Fast forward: the company’s engineers are now doing their work on Azure and, according to Knoechel, they’re running four times as many crash simulations and four times as many software licenses with annual cloud spend of around $1 million only. And with Azure’s high availability and scalability (its “elasticity”), compute resources are provided regardless of daily changes in demand for HPC. The result, Knoechel said, “productivity was unleashed.”
Knoechel pointed to other issues for auto companies with on-site resources. One is having data center managers on staff with expertise in operating HPC-grade infrastructure – they’re not easy to hire and retain. While this expertise is commonly found among major automotive OEMs, it is a growing problem among automotive component manufacturers.
“More and more design work is being outsourced to vendors,” Knoechel said. “They need to be more innovative, they’re under pressure to deliver a better, lighter product, and time to market is a big challenge.” The result is that more automotive vendors – some with up to 5,000 cores – have migrated their infrastructures to the cloud.
Another problem for on-premises organizations: Technology industry supply chain outages are delaying delivery of advanced servers with the latest components – the latest chips, power supplies, storage and memory drives. But because Azure is one of the largest server OEM customers, it’s leading the way for new server shipments.
“Azure is very fast adopting our latest technologies,” Kerr said. “For example, they were the first in the cloud to adopt our 3rd Gen ‘Milan’ EPYC with AMD 3D-V cache, they picked up our products very well when released. On-site hardware procurement cycles can be long, they can refresh every three to five years, requiring big bets by planning teams. But with Azure, the refresh is constant, customers don’t have to make that big gamble.
Additionally, Azure’s HPC team created an on-premises type offering, reflecting the intricacies of users’ high-performance computing needs.

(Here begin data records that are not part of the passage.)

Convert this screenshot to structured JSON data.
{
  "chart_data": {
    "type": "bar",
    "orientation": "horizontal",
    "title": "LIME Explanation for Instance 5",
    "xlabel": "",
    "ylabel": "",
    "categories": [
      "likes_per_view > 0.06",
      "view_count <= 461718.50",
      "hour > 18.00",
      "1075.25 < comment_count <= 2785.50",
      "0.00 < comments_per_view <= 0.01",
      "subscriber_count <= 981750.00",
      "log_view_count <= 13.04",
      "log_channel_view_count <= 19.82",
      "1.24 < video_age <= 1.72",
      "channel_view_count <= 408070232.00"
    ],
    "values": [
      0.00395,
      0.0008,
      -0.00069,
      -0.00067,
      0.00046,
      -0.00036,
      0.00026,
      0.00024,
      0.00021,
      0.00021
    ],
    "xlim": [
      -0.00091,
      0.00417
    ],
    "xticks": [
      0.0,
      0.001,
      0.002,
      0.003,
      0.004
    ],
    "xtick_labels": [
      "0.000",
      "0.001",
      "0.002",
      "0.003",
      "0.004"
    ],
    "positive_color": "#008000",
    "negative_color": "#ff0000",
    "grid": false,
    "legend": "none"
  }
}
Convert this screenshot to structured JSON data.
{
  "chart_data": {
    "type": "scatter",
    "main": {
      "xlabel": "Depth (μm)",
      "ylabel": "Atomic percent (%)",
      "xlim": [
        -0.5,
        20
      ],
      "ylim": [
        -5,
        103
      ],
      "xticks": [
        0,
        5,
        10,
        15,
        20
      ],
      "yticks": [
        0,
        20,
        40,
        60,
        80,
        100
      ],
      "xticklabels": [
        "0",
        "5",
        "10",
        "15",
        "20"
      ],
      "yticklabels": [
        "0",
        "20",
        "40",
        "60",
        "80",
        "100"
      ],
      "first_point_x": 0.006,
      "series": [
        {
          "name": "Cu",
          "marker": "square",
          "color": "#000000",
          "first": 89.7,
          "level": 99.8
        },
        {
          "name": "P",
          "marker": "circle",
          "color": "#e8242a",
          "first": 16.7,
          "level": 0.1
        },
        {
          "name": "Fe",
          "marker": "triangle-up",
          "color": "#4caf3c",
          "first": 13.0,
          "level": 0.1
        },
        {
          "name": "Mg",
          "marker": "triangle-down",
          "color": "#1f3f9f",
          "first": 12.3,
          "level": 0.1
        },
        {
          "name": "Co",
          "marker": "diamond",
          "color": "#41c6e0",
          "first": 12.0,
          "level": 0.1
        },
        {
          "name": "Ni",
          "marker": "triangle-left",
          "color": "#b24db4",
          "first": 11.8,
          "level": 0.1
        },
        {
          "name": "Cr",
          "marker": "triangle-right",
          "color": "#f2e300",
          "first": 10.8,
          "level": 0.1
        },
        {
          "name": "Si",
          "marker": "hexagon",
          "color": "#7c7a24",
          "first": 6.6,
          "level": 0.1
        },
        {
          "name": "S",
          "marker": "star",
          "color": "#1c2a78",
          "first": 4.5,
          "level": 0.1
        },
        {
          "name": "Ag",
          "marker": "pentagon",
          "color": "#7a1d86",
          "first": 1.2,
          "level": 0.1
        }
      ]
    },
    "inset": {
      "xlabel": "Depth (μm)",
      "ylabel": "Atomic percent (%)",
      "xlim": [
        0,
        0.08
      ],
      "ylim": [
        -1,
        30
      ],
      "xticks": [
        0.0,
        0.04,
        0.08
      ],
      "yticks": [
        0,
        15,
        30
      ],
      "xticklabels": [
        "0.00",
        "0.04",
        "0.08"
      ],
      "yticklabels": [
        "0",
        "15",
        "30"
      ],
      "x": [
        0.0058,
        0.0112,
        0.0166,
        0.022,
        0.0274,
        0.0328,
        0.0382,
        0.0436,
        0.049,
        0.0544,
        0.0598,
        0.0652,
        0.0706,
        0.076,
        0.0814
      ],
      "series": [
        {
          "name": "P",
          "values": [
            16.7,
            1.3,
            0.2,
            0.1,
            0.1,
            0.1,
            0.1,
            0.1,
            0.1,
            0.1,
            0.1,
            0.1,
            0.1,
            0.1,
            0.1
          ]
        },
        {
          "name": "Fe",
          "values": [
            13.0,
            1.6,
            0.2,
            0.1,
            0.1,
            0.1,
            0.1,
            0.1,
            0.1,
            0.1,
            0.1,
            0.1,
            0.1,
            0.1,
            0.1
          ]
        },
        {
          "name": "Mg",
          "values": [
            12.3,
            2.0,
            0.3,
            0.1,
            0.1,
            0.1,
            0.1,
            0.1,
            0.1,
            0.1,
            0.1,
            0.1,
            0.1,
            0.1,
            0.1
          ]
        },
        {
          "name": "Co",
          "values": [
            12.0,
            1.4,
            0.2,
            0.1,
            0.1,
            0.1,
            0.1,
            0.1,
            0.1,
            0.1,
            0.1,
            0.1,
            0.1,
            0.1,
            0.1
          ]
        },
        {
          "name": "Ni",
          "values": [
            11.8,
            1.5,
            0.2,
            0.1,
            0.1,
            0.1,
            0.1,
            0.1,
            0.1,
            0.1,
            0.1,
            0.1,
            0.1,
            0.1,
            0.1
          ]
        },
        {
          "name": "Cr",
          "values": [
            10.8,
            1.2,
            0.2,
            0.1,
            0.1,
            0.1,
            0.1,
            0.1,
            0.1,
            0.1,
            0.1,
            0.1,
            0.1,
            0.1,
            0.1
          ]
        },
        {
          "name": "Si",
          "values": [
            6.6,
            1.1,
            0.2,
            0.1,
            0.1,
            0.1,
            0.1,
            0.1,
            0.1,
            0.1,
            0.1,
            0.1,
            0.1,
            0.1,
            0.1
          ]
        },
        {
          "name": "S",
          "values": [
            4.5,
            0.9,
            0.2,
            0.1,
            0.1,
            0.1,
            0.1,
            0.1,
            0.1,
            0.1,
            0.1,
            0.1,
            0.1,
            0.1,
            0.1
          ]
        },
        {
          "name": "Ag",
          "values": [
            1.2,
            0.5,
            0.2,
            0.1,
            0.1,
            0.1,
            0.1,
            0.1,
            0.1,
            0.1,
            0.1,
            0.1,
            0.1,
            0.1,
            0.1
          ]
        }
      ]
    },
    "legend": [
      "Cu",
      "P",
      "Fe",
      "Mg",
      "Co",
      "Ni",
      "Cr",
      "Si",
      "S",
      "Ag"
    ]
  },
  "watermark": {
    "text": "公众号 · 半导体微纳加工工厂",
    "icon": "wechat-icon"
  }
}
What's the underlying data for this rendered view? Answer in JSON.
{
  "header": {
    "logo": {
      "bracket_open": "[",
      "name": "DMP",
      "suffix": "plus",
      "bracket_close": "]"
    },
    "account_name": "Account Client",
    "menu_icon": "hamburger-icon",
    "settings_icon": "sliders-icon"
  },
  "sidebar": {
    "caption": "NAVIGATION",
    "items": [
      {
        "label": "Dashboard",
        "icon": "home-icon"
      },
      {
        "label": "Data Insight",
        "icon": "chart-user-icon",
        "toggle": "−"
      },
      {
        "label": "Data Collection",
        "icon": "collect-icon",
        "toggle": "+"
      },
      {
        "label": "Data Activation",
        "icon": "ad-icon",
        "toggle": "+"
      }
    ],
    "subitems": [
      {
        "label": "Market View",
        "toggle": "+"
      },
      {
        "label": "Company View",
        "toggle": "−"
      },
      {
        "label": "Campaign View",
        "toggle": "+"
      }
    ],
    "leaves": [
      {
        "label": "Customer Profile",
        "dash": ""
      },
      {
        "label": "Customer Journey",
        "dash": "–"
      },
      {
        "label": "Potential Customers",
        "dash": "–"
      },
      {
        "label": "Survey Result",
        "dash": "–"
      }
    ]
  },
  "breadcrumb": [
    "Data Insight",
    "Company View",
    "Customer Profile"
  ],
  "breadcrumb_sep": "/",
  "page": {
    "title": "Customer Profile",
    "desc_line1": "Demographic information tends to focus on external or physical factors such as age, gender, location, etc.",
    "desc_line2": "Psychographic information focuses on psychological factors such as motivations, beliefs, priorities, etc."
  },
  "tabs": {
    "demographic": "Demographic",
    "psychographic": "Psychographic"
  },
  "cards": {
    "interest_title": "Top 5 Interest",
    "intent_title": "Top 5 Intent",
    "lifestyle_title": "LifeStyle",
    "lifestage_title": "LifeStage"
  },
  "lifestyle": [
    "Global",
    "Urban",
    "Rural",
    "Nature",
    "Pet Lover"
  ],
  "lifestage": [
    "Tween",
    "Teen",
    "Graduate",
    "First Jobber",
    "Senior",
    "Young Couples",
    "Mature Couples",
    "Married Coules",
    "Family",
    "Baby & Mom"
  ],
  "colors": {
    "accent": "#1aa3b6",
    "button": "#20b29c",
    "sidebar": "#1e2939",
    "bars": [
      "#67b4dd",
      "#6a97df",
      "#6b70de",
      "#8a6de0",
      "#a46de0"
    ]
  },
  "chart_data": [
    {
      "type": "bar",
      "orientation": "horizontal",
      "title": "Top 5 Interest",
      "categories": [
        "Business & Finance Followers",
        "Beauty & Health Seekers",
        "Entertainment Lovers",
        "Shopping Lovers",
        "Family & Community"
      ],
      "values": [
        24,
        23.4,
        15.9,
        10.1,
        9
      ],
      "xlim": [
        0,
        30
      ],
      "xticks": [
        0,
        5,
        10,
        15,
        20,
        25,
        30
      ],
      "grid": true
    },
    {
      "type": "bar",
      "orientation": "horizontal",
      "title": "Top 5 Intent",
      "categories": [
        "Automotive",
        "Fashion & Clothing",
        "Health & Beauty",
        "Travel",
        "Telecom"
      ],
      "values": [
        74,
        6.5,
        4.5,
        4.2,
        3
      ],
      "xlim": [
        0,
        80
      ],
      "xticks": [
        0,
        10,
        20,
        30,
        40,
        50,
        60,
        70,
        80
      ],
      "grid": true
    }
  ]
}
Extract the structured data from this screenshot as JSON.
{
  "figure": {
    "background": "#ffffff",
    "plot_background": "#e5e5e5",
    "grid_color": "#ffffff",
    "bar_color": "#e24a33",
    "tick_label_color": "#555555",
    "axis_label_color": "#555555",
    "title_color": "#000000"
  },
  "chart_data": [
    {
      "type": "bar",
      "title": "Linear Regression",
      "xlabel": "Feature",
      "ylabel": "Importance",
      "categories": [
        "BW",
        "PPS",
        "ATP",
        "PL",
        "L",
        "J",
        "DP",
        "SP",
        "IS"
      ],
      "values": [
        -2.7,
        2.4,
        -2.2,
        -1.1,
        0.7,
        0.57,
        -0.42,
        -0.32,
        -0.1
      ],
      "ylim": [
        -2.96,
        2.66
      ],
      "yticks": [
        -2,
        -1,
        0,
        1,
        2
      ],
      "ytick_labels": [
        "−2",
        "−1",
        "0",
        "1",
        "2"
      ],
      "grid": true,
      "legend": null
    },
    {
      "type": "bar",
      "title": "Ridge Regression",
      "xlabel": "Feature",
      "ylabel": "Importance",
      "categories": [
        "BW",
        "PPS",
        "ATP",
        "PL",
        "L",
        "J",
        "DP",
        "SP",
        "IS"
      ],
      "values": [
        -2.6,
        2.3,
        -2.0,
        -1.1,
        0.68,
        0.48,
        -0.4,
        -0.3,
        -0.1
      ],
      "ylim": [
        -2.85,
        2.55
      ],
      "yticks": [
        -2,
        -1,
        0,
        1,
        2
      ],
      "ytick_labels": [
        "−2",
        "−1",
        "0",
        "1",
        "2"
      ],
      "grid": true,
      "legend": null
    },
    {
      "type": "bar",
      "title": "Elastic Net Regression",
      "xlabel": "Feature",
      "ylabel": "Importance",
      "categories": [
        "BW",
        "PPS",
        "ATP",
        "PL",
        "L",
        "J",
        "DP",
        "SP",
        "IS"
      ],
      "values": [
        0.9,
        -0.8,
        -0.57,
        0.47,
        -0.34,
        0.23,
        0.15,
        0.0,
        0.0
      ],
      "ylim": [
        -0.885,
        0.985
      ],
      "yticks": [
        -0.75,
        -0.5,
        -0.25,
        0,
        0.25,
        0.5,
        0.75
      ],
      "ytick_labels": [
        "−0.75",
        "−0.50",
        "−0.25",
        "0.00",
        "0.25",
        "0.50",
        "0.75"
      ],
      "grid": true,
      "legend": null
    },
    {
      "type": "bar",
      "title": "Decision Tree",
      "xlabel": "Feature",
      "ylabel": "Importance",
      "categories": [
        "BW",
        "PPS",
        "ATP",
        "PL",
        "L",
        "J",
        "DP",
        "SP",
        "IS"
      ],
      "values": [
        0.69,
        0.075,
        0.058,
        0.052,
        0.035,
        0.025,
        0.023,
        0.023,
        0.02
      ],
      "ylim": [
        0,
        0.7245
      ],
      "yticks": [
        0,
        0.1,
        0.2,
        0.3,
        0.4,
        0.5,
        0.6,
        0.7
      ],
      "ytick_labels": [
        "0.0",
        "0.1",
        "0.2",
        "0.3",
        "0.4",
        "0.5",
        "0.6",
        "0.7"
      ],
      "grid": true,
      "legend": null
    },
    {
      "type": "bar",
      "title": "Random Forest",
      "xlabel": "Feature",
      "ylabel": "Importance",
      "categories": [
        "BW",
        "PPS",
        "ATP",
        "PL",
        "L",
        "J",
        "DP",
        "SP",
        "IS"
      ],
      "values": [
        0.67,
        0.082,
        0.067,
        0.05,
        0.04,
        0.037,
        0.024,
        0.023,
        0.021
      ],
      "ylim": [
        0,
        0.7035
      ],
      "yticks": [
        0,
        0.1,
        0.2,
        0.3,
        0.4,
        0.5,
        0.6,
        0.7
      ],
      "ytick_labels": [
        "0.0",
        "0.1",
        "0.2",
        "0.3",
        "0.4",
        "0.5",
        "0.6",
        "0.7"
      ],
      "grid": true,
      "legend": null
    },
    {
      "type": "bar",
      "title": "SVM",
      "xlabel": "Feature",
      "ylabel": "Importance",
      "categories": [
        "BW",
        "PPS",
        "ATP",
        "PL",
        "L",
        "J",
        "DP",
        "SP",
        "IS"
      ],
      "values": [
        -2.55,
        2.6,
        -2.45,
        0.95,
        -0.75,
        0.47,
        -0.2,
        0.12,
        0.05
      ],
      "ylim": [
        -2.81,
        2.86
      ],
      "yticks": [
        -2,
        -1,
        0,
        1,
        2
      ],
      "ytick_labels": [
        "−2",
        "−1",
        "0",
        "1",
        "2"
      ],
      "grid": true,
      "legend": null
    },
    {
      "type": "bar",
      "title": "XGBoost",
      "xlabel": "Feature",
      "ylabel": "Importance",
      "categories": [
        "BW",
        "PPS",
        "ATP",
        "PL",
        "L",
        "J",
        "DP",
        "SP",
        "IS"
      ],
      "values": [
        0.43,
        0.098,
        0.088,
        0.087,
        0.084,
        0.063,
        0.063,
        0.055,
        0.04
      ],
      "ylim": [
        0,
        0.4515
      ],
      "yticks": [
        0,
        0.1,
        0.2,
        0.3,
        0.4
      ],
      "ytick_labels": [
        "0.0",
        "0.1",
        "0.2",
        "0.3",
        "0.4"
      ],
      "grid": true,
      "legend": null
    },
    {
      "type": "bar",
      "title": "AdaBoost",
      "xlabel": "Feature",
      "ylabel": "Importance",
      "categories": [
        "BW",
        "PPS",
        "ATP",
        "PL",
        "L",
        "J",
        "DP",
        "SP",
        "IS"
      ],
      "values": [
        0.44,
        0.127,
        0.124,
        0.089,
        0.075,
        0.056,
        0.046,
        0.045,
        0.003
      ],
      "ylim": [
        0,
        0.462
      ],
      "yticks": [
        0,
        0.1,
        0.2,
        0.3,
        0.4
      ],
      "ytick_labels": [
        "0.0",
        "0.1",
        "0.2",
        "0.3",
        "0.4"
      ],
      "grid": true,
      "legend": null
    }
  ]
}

Beyond incorporating advanced new technologies and the storage and deployment tools used in HPC, Azure also has a lightweight hypervisor for bare metal performance and was the first major cloud provider to offer the Infiniband framework, all supported by Azure’s HPC technical staff.
Last March, Microsoft announced the upgrade of Azure HBv3 virtual machines with EPYC 3rd Gen chips. He said Microsoft’s internal tests show the new HBv3 series delivers up to 80% better performance for CFD, 60% better performance for EDA RTL (right to left), 50% better performance for explicit parsing by finite elements and 19% for weather simulation. Much of this improvement is attributed to the 3D-V cache of the new EPYC processors. In practical terms, an almost 80% runtime improvement on a 140 million cell ANSYS Fluent CFD model means you can run two jobs in the time it took to do one.
Kerr and Knoechel added that an automotive OEM customer sees similar performance improvements running full-vehicle Ansys LS Dyna crash simulations with more than 20-30 million elements. These races used to take 30 hours, now they take 10.
“If you’re in charge of safety for a major global automobile,” Knoechel said, “you better pay attention to it.”